As the 114 Congress takes the reins today, the Wall Street Journal’s Review & Outlook examines how far the new center-right legislature should attempt to reach:
The 114th Congress is seated on Tuesday, amid a refreshed sense of possibility in Washington. The leaders of the new center-right majority are signaling that they’d like to try to solve a problem or three, and their success will depend on what the party has learned from the last four years.
The GOP House and the Senate minority checked liberal ambitions and made occasional minor policy gains, but all too often they marched into political box canyons. If the new GOP Congress hopes to improve, it needs a better strategy, political patience and realistic expectations. The challenge will be to avoid the twin mirages of trying to govern from Capitol Hill, which it can’t do as long as President Obama has the veto pen, or using that as an excuse to do nothing.
The worst outcome would be to attempt to do too much, then break down in disunity, and thus set up Mr. Obama to hand off the Presidency to Hillary Clinton. The Presidency is a powerful institution even under divided government, as Speaker Newt Gingrich learned in 1995. John Boehner and the current generation of Republicans received the same tutorial in the shutdown of 2013.
The problem with grandiose ultimatums—such as defunding ObamaCare or else—is not merely their predictable result of accomplishing zero. They also undermine the intelligent if undramatic tactics that, at the margins over time, can change how government works.
Conservatives in the House are naturally frustrated by the lack of progress on larger tax and entitlement reform, but they’ve been too quick to elevate tactical disagreements into psychodramas. Balancing free-market principle and political pragmatism doesn’t mean surrendering. They revere the Constitution that is designed to make political change slow and difficult but are then angered when the document works as intended.
This legacy of mistrust explains the backbench challenge to Mr. Boehner’s third term. But Louie Gohmert of Texas standing for Speaker is a case of gesture politics. A serious challenge would have to come from a grown-up like Paul Ryan or Jeb Hensarling, but they have policy goals they want to pursue leading committees.
Meantime, Mr. Obama has so far made no concession to political defeat after the election. His talents for compromise are minimal, and he’ll crank the dials of executive power up to 11 and try to taunt Republicans into doing something stupid. Mr. Obama wants his opponents to revert to 2013 dysfunction, which would allow him to continue rejecting all GOP ideas.
So the overall GOP goal should be to craft an agenda centered on faster economic growth, job creation and raising middle-class incomes. Theme by theme, Republicans can show the country how they would govern if they take the White House in 2016 while accepting as many incremental policy gains as they can get.
The leadership can start with policies most likely to get through the Senate and onto Mr. Obama’s desk. Two good candidates are bipartisan bills to approve the Keystone XL pipeline and restore the normal 40-hour workweek under ObamaCare. If the President vetoes, he’ll be the obstructionist.
Republicans can then suss out what else is possible with Democrats, with or without Mr. Obama. The most cited areas of potential agreement are trade promotion authority, regulatory restraint and perhaps corporate tax reform. This White House has a talent for inflaming debates when the real policy differences are few and small, but Republicans might as well try to do business, and the sooner the better.

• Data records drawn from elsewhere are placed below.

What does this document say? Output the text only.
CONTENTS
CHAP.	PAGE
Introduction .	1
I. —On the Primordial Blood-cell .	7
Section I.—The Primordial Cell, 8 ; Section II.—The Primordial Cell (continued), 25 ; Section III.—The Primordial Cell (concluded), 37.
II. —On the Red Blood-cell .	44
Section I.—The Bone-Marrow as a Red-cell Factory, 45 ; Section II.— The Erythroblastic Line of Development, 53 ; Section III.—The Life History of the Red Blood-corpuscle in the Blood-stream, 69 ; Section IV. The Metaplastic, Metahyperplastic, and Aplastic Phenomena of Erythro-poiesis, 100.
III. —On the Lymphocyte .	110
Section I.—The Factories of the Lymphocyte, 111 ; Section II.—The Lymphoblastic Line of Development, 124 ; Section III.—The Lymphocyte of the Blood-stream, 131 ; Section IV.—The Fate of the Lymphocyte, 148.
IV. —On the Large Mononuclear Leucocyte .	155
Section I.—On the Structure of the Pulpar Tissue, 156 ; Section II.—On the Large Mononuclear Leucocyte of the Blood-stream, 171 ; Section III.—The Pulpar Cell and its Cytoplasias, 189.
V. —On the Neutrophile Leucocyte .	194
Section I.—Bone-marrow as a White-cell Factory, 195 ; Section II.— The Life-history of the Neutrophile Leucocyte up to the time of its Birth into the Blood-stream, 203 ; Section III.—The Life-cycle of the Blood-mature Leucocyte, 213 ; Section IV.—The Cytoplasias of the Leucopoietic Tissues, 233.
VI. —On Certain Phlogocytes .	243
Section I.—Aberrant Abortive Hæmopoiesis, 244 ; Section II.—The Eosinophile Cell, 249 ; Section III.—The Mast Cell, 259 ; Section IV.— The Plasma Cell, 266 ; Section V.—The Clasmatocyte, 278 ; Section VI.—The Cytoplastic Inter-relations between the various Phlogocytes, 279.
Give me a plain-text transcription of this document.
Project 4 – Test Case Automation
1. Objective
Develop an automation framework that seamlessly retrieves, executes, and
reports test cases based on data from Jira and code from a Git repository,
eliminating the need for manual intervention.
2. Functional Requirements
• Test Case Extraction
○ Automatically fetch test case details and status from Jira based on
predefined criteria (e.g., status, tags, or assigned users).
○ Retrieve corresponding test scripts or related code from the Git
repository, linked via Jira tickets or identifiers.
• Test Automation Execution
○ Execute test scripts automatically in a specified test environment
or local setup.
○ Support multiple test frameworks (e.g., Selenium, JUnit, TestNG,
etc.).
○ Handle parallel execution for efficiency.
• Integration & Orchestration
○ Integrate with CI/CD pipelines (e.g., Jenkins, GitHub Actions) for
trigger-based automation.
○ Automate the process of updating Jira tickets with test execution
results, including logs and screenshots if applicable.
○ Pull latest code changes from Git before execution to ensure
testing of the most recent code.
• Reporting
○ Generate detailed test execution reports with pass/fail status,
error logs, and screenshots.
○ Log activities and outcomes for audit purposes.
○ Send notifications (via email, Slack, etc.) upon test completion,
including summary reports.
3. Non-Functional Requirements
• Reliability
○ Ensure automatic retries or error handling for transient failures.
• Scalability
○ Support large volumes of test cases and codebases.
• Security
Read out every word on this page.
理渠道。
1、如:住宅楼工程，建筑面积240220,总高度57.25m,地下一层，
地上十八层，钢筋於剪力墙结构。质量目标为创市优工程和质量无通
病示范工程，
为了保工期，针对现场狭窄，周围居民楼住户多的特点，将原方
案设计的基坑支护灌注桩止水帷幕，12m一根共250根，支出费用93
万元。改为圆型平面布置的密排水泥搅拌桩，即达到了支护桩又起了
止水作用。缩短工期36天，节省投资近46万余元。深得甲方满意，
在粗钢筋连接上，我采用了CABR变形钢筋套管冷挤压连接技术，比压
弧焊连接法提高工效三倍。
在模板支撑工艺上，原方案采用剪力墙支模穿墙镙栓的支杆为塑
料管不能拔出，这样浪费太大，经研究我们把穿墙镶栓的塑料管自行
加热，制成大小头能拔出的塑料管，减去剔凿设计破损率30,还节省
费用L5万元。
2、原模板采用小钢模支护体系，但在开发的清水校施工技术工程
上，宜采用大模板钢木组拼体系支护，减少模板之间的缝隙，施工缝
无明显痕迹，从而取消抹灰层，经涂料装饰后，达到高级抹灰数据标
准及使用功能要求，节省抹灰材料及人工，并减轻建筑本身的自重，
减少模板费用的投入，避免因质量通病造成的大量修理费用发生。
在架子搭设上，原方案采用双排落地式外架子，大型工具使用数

The main stage will be the budget, and Republicans are right to insist on regular order for the first time in eight years. The dozen individual appropriations bills that fund the government are an opportunity to notch more policy wins with smart amendments and shrewd priority-setting.
The crucial debate within the GOP will be how far to reach. Going too far means gifting Mr. Obama an easy veto and another political triumph. The smarter Republicans understand that the purpose should be to make his vetoes politically hard on issues that resonate and are popular with voters. If Mr. Obama won’t give on entitlements or tax reform, then they probably can’t be done during this Congress. In that case, showcase GOP principles as a down payment on future reform.
Republicans can use control of the committees in both chambers to educate the public about the problems confronting the country and to advertise failed programs and special-interest abuses. An especially useful early statement would be to oppose corporate welfare to show how powerful government helps the powerful. The last thing the GOP needs is to be the party of the Chamber of Commerce when the Chamber is lobbying for the Ex-Im Bank.
Health care may become a particular flash point. Symbolic votes to repeal ObamaCare are fine, but the real work will be to develop and build a consensus around the so-far elusive alternative to the law that Republicans have been promising. This task can’t be deferred any longer, given that the Supreme Court will hear arguments in the King case in March and could strike down the insurance subsidies in 36 states in June.
If nothing else, ObamaCare exposes the limits of kamikaze runs as a political tool. Republicans may be called on to repair the liberal damage to the individual insurance market and protect the millions of Americans conscripted into an illegal system. The public will care less about this or that Beltway dispute than their personal disruption.
Optimism about Washington is usually misplaced, and maybe it is again. But if they’re smart and even-keeled, Republicans can build on the fillip of public goodwill they’ve gained since the election and show they deserve to be a governing majority.